Ways of defusing voices of dissent or discontent or disagreement.

From Kathy Silveira Escobar

Ways of defusing voices of dissent or discontent or disagreement.

1. “You need to stop being so angry.” Oh, I can’t tell you how many times I have heard that one. “They’ll listen to you when you stop being so mad.” I am not saying that anger opens doors because I know it is scary for people, but goodness gracious, we need to learn how to let people be pissed off about the injustice they and others they know are experiencing. We can never be polite enough, not angry enough, not _____ enough to accommodate making everyone feel comfortable in hard conversations.

2. “But remember, there are two sides to the story.” This usually translates to: “Um, they deserve what they are getting somehow.” or “We weren’t the ones who did it, why should we have to be blamed?” It always points to minimizing the reality of what’s being shared.

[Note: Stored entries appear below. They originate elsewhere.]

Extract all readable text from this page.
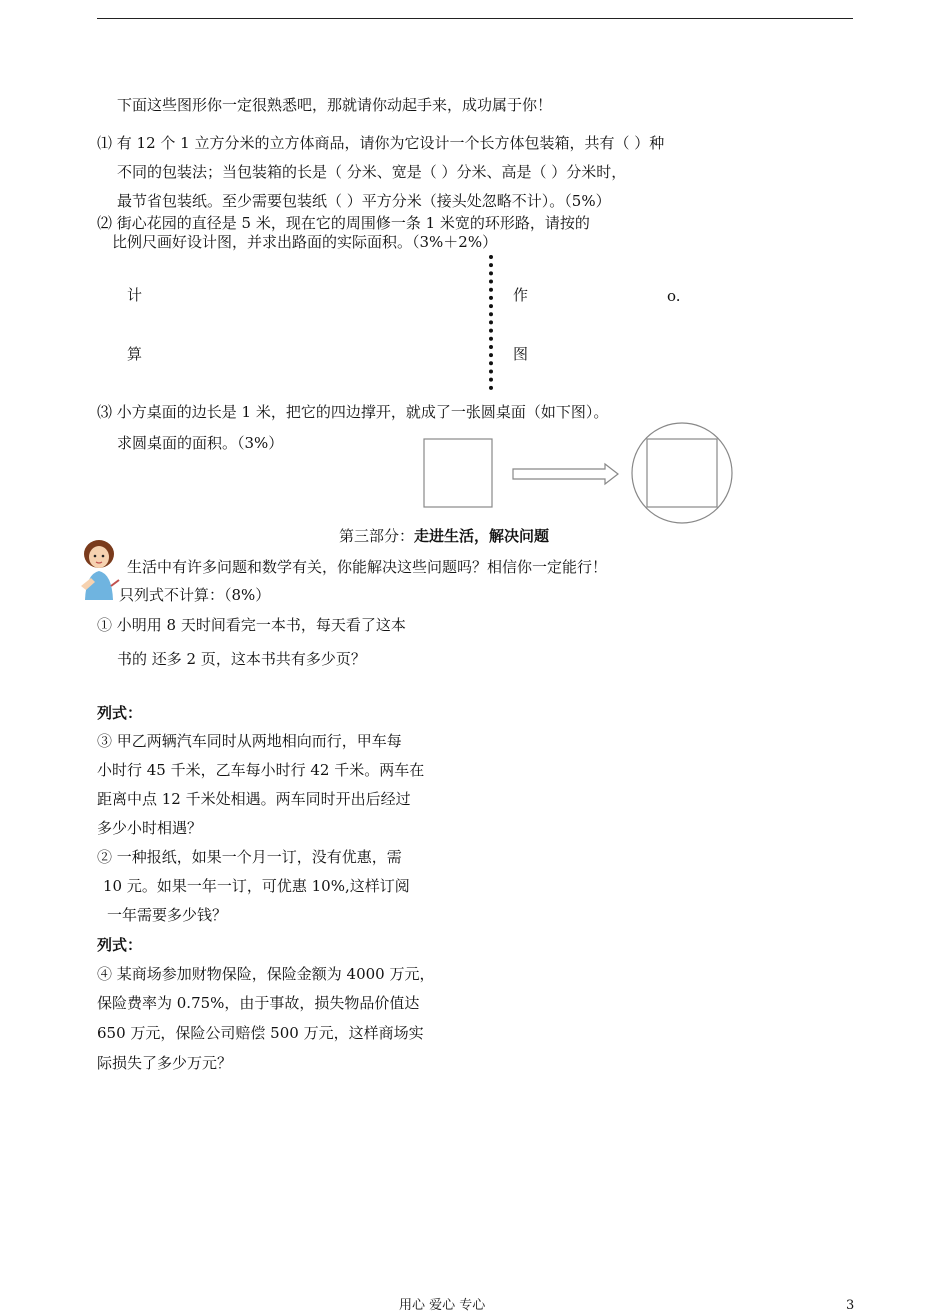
下面这些图形你一定很熟悉吧，那就请你动起手来，成功属于你！
⑴ 有 12 个 1 立方分米的立方体商品，请你为它设计一个长方体包装箱，共有（ ）种
不同的包装法；当包装箱的长是（ 分米、宽是（ ）分米、高是（ ）分米时，
最节省包装纸。至少需要包装纸（ ）平方分米（接头处忽略不计）。（5%）
⑵ 街心花园的直径是 5 米，现在它的周围修一条 1 米宽的环形路，请按的
比例尺画好设计图，并求出路面的实际面积。（3%＋2%）
计
算
作
图
o.
⑶ 小方桌面的边长是 1 米，把它的四边撑开，就成了一张圆桌面（如下图）。
求圆桌面的面积。（3%）
第三部分：走进生活，解决问题
生活中有许多问题和数学有关，你能解决这些问题吗？相信你一定能行！
只列式不计算：（8%）
① 小明用 8 天时间看完一本书，每天看了这本
书的 还多 2 页，这本书共有多少页？
列式：
③ 甲乙两辆汽车同时从两地相向而行，甲车每
小时行 45 千米，乙车每小时行 42 千米。两车在
距离中点 12 千米处相遇。两车同时开出后经过
多少小时相遇？
② 一种报纸，如果一个月一订，没有优惠，需
10 元。如果一年一订，可优惠 10%,这样订阅
一年需要多少钱？
列式：
④ 某商场参加财物保险，保险金额为 4000 万元，
保险费率为 0.75%，由于事故，损失物品价值达
650 万元，保险公司赔偿 500 万元，这样商场实
际损失了多少万元？
用心 爱心 专心	3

3. “You just need to be patient.” To me, this ranks almost as high on the nails-on-a-chalkboard-meter as when married people having sex tell single women, “But God is your husband.” Sure, there’s something to be said about the long-game on change, but I know there is never a right time to question or disrupt the status quo.

4. “God’s in control.” I am not going to go into all of the terrible theology that goes into this statement when it comes to power and injustice but I believe these words really have a way of making people of faith feel small and unfaithful and dismissed.

5. “But what about…..” There are always so many “what about’s” that can be part of good healthy conversations at some point, but when that is the starting point, the first thing out of the chute, what it communicates is: “what you are saying doesn’t really matter all the way because of x, y, or z."